Ce fut de grand matin, avant que le ministère fût éveillé, que M. Gablin mena son opération à bonnes fins. Aidé de M. Langlet, ancien maître de la marine, adjudant des plantons, il mit à l'abri de toute recherche les objets précieux que renfermait l'hôtel, qui, malgré sa façade imposante, n'est qu'une vieille maison percée de couloirs, de corridors, encombrée de paliers inutiles, de recoins arbitraires, et où les fosses d'aisances s'ouvrent loin de la cour, dans les bâtiments mêmes, auprès de la porte d'un petit appartement. M. Juin, serrurier du ministère, souleva la dalle de clôture ; on s'assura que la cavité n'aurait pas besoin d'un nettoyage spécial avant plusieurs mois et l'on y précipita une partie de l'argenterie, qui représentait une valeur considérable ; on y laissa glisser également plusieurs caisses contenant des médailles de sauvetage destinées à être distribuées en récompense des belles actions, fréquentes dans le corps de la marine. Puis on scella la pierre, en effaçant tant bien que mal les traces du travail, qui du reste n'apparaissaient guère, car l'endroit, entouré de murs, placé sous une voûte, est dans une obscurité presque complète. Les richesses étaient enfouies et mises hors de la portée d'une première recherche ; mais cela ne suffisait pas, car le ministère possédait quelques armes qu'il était urgent de soustraire aux fédérés.

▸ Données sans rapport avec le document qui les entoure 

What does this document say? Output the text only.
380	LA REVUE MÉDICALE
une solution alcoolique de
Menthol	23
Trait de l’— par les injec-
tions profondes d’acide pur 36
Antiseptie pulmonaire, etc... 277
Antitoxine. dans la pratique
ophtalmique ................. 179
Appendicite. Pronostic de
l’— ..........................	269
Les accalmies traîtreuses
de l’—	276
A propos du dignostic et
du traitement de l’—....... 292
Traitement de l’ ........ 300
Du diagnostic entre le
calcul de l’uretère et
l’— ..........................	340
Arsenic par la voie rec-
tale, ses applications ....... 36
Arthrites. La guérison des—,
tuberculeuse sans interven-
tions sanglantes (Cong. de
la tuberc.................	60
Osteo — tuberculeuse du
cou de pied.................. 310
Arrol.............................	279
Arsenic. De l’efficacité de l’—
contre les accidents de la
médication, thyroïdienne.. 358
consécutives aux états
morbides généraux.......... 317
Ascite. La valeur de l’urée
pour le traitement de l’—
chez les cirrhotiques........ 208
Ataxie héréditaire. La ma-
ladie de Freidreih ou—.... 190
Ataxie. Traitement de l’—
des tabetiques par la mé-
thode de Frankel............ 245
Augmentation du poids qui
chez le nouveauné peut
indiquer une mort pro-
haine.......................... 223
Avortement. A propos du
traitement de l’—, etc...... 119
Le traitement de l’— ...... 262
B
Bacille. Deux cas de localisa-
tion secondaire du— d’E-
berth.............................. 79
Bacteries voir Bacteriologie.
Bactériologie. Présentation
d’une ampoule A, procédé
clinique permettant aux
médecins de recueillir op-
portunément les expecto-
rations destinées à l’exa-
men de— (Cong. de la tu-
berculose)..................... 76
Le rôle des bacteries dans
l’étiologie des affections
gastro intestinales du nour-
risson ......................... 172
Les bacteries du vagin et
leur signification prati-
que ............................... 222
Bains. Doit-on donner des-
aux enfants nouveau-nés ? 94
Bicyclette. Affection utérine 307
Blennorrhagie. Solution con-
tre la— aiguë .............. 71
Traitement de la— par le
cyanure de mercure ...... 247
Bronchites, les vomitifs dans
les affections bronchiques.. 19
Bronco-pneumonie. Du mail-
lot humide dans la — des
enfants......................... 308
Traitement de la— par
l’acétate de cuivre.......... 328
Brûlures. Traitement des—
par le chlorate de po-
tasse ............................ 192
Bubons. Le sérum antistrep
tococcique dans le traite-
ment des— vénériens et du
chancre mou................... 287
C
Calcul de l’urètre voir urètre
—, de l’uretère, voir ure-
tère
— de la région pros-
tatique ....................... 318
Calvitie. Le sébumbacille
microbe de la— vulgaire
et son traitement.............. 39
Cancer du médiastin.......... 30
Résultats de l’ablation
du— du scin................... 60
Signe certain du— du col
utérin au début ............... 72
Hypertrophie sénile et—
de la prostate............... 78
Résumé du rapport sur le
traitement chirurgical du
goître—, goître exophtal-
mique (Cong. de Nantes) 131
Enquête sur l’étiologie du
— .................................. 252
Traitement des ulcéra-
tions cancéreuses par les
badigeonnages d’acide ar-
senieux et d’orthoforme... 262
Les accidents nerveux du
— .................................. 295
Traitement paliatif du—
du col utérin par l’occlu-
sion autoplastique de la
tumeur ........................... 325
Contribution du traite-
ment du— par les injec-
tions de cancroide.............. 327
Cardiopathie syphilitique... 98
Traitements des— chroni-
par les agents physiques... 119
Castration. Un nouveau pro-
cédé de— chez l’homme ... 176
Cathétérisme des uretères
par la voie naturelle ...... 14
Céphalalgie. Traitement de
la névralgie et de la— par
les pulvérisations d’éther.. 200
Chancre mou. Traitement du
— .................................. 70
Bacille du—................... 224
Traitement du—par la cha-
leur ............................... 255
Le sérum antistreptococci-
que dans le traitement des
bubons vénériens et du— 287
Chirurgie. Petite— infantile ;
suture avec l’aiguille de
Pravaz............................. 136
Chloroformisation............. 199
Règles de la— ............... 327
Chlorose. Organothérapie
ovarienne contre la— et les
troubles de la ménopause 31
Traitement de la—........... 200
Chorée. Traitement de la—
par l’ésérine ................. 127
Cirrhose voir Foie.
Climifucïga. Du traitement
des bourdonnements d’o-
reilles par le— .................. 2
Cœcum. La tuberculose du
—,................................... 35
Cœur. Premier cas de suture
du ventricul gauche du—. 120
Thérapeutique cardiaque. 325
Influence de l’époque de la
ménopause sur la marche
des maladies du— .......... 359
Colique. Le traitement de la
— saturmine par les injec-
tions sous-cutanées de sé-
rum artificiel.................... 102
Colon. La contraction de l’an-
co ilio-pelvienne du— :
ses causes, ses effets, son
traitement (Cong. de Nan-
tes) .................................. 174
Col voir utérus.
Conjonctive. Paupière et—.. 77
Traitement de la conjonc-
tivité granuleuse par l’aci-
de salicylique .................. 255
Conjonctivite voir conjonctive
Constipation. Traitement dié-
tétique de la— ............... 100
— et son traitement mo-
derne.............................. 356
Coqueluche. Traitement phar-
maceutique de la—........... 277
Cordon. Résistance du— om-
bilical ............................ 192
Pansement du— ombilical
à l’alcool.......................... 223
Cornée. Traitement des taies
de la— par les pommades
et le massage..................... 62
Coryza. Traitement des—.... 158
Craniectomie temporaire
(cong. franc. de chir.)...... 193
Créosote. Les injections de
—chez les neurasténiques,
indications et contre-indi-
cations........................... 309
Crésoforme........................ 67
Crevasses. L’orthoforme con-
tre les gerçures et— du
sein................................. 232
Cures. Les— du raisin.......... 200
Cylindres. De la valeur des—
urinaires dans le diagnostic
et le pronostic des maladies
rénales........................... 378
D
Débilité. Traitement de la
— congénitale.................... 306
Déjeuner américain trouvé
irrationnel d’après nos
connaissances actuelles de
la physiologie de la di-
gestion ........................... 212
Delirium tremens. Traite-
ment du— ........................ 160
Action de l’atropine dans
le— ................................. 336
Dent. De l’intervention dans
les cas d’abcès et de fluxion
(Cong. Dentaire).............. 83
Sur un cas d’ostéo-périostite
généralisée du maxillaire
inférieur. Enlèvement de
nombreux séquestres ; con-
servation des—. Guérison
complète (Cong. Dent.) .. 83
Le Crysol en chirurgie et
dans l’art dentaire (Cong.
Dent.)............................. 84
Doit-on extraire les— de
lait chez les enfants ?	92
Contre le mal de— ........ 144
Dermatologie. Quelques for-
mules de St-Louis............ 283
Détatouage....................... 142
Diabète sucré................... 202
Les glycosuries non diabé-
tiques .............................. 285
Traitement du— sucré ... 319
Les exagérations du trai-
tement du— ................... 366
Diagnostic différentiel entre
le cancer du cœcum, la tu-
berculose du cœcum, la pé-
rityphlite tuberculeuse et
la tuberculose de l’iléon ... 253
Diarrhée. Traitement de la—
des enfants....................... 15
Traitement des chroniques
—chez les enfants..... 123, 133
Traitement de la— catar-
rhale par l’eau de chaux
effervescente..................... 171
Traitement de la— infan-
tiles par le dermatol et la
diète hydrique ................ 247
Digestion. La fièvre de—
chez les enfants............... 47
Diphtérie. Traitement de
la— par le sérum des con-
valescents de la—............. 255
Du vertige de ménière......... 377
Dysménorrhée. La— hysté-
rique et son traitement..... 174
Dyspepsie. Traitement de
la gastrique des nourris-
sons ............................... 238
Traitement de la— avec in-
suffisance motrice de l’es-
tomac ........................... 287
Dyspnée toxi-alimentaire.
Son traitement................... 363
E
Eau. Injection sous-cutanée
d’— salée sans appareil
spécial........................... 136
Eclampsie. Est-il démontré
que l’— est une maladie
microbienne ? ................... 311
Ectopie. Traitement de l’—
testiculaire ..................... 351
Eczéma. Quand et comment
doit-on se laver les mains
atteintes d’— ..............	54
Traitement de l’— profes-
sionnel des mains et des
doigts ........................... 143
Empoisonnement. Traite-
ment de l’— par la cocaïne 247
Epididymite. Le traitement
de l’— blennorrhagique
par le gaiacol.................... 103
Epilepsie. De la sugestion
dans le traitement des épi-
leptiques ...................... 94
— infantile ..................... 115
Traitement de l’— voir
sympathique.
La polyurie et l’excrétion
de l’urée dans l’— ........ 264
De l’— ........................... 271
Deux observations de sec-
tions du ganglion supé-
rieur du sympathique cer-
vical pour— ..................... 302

M. Gablin ayant congédié le serrurier après lui avoir expliqué que sa propre sécurité exigeait qu'il gardât le secret, fit venir M. Manfrina, le fumiste attitré du ministère. Dans des tuyaux de cheminée appartenant à des chambres abandonnées et désertes, 1.200 fusils et 400 revolvers furent bloqués derrière des cloisons construites en briques, à une hauteur où il était probable que l'on n'irait pas les chercher. Il fallait prévoir que ces chambres pourraient être habitées momentanément par les gens de l'insurrection et que l'on y ferait du feu ; une ouverture suffisante pour laisser échapper la fumée fut donc ménagée entre les deux parois des cheminées où l'on improvisait ce petit arsenal. Ceci fait, on attendit la visite des délégués du Comité central ou de la Commune, car alors on ne savait encore à laquelle de ces deux autorités on allait avoir à obéir ou à résister, et, en réalité, on ne le sut jamais exactement pendant la durée de l'insurrection, car ces deux bandes rivales se disputèrent incessamment le pouvoir.

 

 

 



[1] Voir l'Armistice et la Commune, par le général Vinoy, 1872, p. 107, et Appendice, p. 383.

[2] Voir les Convulsions de Paris, t. I, chap. VI.

[3] Voir les Convulsions de Paris, t. II, chap. I.